Beyond the Model: The Expanded Attack Surface of AI Agents
Guardrails aren't enough. Watch Airia & CISO James Azar unpack the real attack surface of AI agents — and how to defend it.
Watch Now – Beyond the Model: The Expanded Attack Surface of AI Agents
This webinar from Airia, hosted on the Hacker News webinar series, features **Rahul Parwani,**Head of Product for Security Solutions at Airia, in conversation with CISO and moderator James Azar. The discussion explores why securing AI agents requires a fundamentally different approach than securing traditional AI models or LLMs alone.
The core argument: Guardrails alone are not enough. When organizations move from simple chatbots to agents with tools, data access, and autonomous capabilities, the attack surface expands dramatically. Traditional input/output filtering fails to address risks like indirect prompt injection, data exfiltration, and unintended tool actions.
Key Takeaways:
- **Model security ≠ Agent security.**Agents with tools and data access have far more attack vectors than standalone LLMs.
- Guardrails are necessary but insufficient. They can’t stop malicious actions once a prompt injection bypasses detection.
- Indirect prompt injection is the top threat. Malicious instructions hidden in data sources can hijack agents without user input.
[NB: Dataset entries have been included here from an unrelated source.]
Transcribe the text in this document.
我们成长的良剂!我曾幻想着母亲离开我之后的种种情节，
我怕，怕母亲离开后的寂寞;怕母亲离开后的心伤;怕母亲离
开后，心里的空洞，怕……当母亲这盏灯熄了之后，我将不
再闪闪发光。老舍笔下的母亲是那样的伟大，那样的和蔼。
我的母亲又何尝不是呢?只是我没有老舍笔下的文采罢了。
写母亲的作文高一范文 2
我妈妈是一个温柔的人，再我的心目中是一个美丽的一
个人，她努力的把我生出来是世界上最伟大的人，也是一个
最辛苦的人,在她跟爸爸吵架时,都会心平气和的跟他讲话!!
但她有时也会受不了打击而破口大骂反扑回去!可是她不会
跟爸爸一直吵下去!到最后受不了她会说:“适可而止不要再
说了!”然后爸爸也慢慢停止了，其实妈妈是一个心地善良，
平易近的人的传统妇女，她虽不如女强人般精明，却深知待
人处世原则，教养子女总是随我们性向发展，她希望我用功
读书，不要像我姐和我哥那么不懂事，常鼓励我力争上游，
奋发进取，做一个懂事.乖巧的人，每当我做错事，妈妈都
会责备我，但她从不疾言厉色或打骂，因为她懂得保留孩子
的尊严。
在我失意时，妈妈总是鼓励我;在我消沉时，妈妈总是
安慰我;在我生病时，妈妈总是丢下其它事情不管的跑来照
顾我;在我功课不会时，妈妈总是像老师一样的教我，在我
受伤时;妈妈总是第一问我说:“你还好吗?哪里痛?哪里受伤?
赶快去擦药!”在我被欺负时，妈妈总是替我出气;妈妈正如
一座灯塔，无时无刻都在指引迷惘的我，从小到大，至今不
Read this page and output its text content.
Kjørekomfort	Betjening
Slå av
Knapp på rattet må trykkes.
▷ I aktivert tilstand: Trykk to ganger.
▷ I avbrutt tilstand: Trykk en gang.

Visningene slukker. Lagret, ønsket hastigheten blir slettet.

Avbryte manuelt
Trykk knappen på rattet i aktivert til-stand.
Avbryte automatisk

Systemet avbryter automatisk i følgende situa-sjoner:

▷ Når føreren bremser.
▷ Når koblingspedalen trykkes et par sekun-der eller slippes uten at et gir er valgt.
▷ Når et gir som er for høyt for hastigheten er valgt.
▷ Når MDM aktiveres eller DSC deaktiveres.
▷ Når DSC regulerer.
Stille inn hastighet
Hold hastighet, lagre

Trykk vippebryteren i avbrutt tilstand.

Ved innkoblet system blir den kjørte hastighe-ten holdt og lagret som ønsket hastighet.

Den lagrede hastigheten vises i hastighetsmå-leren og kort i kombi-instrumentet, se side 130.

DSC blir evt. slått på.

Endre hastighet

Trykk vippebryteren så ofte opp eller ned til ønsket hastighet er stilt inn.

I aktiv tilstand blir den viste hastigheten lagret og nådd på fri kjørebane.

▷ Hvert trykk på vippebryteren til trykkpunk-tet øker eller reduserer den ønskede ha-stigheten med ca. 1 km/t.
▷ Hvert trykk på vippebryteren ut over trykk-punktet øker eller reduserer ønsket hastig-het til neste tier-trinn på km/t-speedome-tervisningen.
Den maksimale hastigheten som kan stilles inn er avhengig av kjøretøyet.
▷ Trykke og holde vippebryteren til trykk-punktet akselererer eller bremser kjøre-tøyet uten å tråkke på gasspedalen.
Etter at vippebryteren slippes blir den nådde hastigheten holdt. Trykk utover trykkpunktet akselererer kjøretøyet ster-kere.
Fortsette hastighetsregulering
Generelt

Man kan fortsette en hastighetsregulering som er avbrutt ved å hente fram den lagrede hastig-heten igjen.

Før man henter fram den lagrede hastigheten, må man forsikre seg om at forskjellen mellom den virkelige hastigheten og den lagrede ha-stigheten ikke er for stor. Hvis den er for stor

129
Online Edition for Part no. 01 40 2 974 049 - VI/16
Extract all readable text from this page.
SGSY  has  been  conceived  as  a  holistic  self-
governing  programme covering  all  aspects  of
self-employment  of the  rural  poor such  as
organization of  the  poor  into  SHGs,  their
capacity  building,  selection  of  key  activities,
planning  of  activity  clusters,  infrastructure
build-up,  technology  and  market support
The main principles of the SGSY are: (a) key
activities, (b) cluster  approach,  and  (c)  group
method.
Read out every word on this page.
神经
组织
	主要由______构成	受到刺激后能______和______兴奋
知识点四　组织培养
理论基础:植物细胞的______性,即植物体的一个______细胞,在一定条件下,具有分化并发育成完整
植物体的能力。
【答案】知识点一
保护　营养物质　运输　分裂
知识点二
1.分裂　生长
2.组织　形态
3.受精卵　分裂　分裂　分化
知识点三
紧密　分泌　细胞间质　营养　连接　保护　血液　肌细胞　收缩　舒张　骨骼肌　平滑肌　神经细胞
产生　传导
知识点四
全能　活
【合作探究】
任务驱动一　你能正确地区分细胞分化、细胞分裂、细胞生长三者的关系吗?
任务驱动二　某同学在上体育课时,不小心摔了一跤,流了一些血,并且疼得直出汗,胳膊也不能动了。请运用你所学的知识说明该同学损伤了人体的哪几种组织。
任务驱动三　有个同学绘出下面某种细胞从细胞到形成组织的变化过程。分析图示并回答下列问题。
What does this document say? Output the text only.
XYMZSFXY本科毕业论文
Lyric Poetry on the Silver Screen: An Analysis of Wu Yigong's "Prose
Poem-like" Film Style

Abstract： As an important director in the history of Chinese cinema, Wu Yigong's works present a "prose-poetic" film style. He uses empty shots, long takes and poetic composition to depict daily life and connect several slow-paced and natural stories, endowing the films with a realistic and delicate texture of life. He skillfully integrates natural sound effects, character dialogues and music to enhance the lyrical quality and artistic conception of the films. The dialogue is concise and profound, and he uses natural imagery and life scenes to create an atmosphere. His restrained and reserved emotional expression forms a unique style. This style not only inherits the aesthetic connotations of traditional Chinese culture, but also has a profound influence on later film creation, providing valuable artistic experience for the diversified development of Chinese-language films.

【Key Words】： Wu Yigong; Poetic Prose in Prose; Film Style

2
- Real exploits exist today. Microsoft Copilot vulnerabilities have enabled zero-click data exfiltration.
- Use multi-layered security. Combine guardrails, intent analysis, deterministic tool constraints, and parameter validation.
- “Security in the prompt” doesn’t work. System prompt instructions can be overridden by injections.
- Apply least-privilege access to agents. Grant only the minimum permissions needed for each task.
- Agentic identity is emerging. Short-lived, scoped agent identities (via Entra, Okta, etc.) are becoming essential.